Architecture overview
The intelligence lives in the harness; the model is a narrow, swappable function. The loop doesn't trust the model's prose — it decides on state and observable effe…
State machine
Every task runs an explicit state machine. It never stays IN_PROGRESS forever: maxSteps, maxWallClock and the stall detector guarantee termination.
PENDING ─► IN_PROGRESS ─► COMPLETE (exitCriteria verified)
├─► BLOCKED (structured reason)
├─► NEEDS_INPUT
└─► FAILED (budget exceeded)Action-or-Terminate
Every turn ends in a tool-call OR a terminal signal (task_complete / task_blocked / need_input). Future-tense text (“I'll”, “let me”) with no action is caught by an intent–action reconciler (PT/EN), rejected and re-prompted: “You said you'd do X but didn't act. Do it now or declare blocked.”
Verified exitCriteria
task_complete only counts if the exitCriteria are met: build passes, tests green, file exists, contract gate. “Done” is the harness's assertion, never the model's alone. Failed? The exact list of what's missing comes back and the agent resumes.
Anti-loop
A weak model loves repeating the same tool and oscillating between two states. The harness detects and breaks it without relying on the model to “notice”:
- Fingerprint + dedup: each call hashes (tool, normalized args); repeated N times → blocked with a nudge.
- Cycle detection: A,B,A,B / A,B,C,A,B,C patterns in the recent window → break.
- Circuit breaker: the same command failing N times with the same error → that approach is forbidden.
- Progress budget: lots of effect, zero progress against the exitCriteria → break.
- Hard ceilings: maxToolCalls per task + per-tool cap.
- Escalation ladder: nudge → re-decompose → escalate to a stronger model → BLOCKED with a diagnosis.
Anti-hallucination
- Mandatory grounding: a claim about the code must be backed by a real observation (read-before-edit). The tool result is the truth, not the model's memory.
- Existence check for a symbol/import/package before using it (anti-slopsquatting).
- Abstention is first-class: “I don't know / need to check” is cheaper than guessing.
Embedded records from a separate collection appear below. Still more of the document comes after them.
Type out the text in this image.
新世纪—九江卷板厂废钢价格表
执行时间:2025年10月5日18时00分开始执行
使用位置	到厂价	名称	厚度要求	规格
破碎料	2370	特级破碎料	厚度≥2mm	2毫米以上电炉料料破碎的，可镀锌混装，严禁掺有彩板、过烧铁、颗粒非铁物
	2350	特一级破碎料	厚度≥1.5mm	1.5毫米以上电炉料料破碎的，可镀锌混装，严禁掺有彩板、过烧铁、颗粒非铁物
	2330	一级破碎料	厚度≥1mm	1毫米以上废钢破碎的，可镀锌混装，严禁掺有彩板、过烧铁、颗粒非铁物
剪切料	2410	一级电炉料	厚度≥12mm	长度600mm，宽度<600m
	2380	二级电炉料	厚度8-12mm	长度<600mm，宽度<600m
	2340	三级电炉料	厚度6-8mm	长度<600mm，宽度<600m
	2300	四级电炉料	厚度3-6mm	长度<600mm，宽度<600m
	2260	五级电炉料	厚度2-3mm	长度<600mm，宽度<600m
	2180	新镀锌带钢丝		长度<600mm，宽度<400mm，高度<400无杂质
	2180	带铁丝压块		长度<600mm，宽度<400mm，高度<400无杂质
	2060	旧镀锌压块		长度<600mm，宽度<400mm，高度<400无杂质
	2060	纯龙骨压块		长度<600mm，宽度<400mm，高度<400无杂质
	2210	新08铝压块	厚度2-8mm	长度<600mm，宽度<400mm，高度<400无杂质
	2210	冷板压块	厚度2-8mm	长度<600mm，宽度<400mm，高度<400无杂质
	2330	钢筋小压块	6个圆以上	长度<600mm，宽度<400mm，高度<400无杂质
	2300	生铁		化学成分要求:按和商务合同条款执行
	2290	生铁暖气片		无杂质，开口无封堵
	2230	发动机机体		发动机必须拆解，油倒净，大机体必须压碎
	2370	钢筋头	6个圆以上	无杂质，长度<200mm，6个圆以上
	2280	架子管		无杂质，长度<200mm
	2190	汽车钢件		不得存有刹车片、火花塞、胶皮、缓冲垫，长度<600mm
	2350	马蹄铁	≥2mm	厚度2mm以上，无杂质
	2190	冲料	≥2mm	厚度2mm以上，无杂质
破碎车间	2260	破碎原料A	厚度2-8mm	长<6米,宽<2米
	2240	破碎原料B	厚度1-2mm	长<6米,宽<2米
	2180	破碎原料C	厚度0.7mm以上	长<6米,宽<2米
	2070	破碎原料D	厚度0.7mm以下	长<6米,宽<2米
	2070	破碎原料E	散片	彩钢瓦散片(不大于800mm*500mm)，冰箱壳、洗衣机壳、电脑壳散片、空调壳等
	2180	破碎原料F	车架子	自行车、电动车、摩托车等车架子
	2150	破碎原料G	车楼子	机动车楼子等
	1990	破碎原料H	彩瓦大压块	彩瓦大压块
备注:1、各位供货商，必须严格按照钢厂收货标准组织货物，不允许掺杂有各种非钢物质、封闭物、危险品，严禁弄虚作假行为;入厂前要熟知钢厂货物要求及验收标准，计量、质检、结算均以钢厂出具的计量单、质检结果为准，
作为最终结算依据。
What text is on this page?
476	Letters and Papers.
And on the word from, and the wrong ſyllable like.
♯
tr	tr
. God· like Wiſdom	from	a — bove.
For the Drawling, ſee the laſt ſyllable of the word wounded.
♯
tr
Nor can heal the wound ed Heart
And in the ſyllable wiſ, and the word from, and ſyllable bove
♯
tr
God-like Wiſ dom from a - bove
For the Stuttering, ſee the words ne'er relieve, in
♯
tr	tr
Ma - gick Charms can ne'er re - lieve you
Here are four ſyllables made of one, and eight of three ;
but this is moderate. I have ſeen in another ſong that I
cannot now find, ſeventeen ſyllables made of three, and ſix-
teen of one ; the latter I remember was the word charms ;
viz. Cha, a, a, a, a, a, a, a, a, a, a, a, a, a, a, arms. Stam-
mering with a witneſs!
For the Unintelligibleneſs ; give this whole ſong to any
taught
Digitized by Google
- Gates as a filter: build/typecheck catch a hallucinated API/import on the spot.
Capability parity across LLMs
The capability profile (see Providers) parameterizes decomposition, tool-call mode, context per step, self-consistency and retries. The result trends toward parity because the harness supplies what the model lacks — the quality floor is in the verifier, not the model.
Lifecycle of a task
- Message → gateway → profile+workspace, with the agent's identity and the active LLM's capability profile.
- Router selects skills (contract-forced or on demand) and injects taste if the task is UI.
- Harness enters IN_PROGRESS; action required every turn; watchdog and anti-loop active.
- task_complete → gates (hard) + taste critic (soft). Failed? back to the violations.
- COMPLETE → reply to the channel; post-task, learning distills a skill/rule and proposes persona/taste evolution.